Дафна Дюморье - Не позже полуночи и другие истории (сборник)
– Иудейский календарь расходится с нашим, – объяснил Бэбкок. – Пейсах, или, как мы его называем, еврейская пасха, далеко не всегда совпадает с христианской пасхой.
Неужели от него ожидают, чтобы он углубился в богословские тонкости только потому, что какому-то мальчишке доставляет удовольствие покрасоваться перед взрослыми?
Джим Фостер щелкнул пальцами в воздухе.
– Теперь понятно, почему я не смог дозвониться до Рубина, – сказал он жене. – Мне ответили, что его контора в Тель-Авиве будет закрыта до двадцать первого. Праздники.
– Надеюсь, магазины и базары все же будут открыты, – воскликнула Джил Смит. – Я хочу купить кое-какие сувениры для родных и друзей.
Немного подумав, Робин кивнул:
– Думаю, что да, по крайней мере до заката. А что если вы привезете своим друзьям мацы? – Неожиданно ему в голову пришла блестящая мысль, и, сияя, он повернулся к Бэбкоку. – Поскольку сейчас вечер тринадцатого дня нисана, – сказал он, – не стоит ли нам спуститься в Гефсиманский сад? Здесь недалеко, я спрашивал гида. Для того чтобы попасть в сад, Иисус с учениками прошел через долину; нам же этого делать не надо. Мы можем представить себе, что перенеслись на две тысячи лет назад и что Иисус уже в саду.
Даже леди Алтея, которая обычно умилялась любой выходке внука, почувствовала себя неловко.
– Право, Робин, – сказала она, – не думаю, что кто-нибудь из нас решится выйти в эту кромешную тьму и отправиться неизвестно куда. Ты, вероятно, забыл, что мы не дети, с которыми ты ставил пьесу в своей школе на Рождество. В зимние каникулы, – продолжала она, обращаясь к Бэбкоку, – они разыграли премилую пьеску на сюжет Рождества Христова. Робин был волхвом.
– Вы знаете, – подхватил Бэбкок, – мои ребята в Хаддерсфилде тоже поставили этот эпизод на сцене нашего клуба. Они перенесли действие во Вьетнам. Я долго ходил под впечатлением.
Робин так выразительно смотрел на пастора, что тот, сделав над собой немалое усилие, уступил.
– Знаешь что, – сказал он, – если ты действительно хочешь прогуляться к Гефсиманскому саду, я готов идти с тобой.

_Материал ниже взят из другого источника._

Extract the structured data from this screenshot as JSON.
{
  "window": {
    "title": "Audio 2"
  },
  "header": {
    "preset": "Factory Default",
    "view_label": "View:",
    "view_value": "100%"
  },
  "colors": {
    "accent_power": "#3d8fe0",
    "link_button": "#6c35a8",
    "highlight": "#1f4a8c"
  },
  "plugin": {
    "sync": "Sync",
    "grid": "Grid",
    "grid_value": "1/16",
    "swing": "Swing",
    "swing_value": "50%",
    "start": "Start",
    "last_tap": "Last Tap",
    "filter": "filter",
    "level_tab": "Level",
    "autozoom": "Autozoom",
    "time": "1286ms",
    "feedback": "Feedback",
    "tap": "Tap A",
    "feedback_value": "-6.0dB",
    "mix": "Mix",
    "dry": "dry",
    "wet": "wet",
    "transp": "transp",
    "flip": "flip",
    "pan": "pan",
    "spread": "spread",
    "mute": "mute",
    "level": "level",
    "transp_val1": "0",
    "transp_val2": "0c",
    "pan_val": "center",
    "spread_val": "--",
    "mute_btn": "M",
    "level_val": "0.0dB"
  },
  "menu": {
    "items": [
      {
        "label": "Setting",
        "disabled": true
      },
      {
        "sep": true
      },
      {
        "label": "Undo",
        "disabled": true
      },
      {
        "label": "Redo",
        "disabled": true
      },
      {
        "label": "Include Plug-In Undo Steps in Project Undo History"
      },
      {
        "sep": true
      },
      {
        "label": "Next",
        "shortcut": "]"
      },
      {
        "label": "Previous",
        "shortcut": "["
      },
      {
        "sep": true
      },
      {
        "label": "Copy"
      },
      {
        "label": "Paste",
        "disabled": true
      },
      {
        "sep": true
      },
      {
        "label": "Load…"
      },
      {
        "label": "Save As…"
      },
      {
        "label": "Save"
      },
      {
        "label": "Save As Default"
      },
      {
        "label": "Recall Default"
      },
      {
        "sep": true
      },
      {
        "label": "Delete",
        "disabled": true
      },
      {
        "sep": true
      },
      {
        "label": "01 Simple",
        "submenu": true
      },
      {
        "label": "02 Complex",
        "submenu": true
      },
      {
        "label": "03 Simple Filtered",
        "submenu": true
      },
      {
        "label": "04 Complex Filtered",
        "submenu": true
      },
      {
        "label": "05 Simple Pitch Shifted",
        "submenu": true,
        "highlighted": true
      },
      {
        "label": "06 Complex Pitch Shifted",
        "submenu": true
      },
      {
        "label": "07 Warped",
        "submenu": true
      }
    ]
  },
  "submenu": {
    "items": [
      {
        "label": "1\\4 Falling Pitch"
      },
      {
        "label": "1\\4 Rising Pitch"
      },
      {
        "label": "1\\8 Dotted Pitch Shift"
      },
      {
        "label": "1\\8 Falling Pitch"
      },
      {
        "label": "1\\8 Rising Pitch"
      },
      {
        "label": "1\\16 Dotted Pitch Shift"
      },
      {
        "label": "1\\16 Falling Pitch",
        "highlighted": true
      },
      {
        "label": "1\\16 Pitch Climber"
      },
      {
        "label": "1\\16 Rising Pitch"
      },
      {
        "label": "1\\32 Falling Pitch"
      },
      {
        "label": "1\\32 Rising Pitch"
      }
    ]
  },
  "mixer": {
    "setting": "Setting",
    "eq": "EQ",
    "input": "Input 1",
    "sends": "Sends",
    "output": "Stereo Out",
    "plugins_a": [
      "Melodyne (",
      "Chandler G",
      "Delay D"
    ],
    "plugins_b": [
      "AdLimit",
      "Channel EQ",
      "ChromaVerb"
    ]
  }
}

– Прекрасно, – заявил полковник, – я с вами. Глоток свежего воздуха нам всем не повредит. Я знаю местность, так что под моим началом вы не заблудитесь.
– А как вы? – шепнул Джим Фостер своей соседке Джил. – Только будьте подобрее, а то я вас не отпущу.
Робин радостно улыбнулся. Все складывается, как он хотел. Теперь можно не бояться, что его рано отправят спать.
– А знаете, – сказал он, дотрагиваясь до руки Бэбкока, причем голос его звучал удивительно звонко, – если бы мы действительно были учениками, а вы Иисусом, вам бы пришлось выстроить нас у стены и омыть нам ноги. Правда, бабушка, вероятно, сказала бы, что это уж слишком.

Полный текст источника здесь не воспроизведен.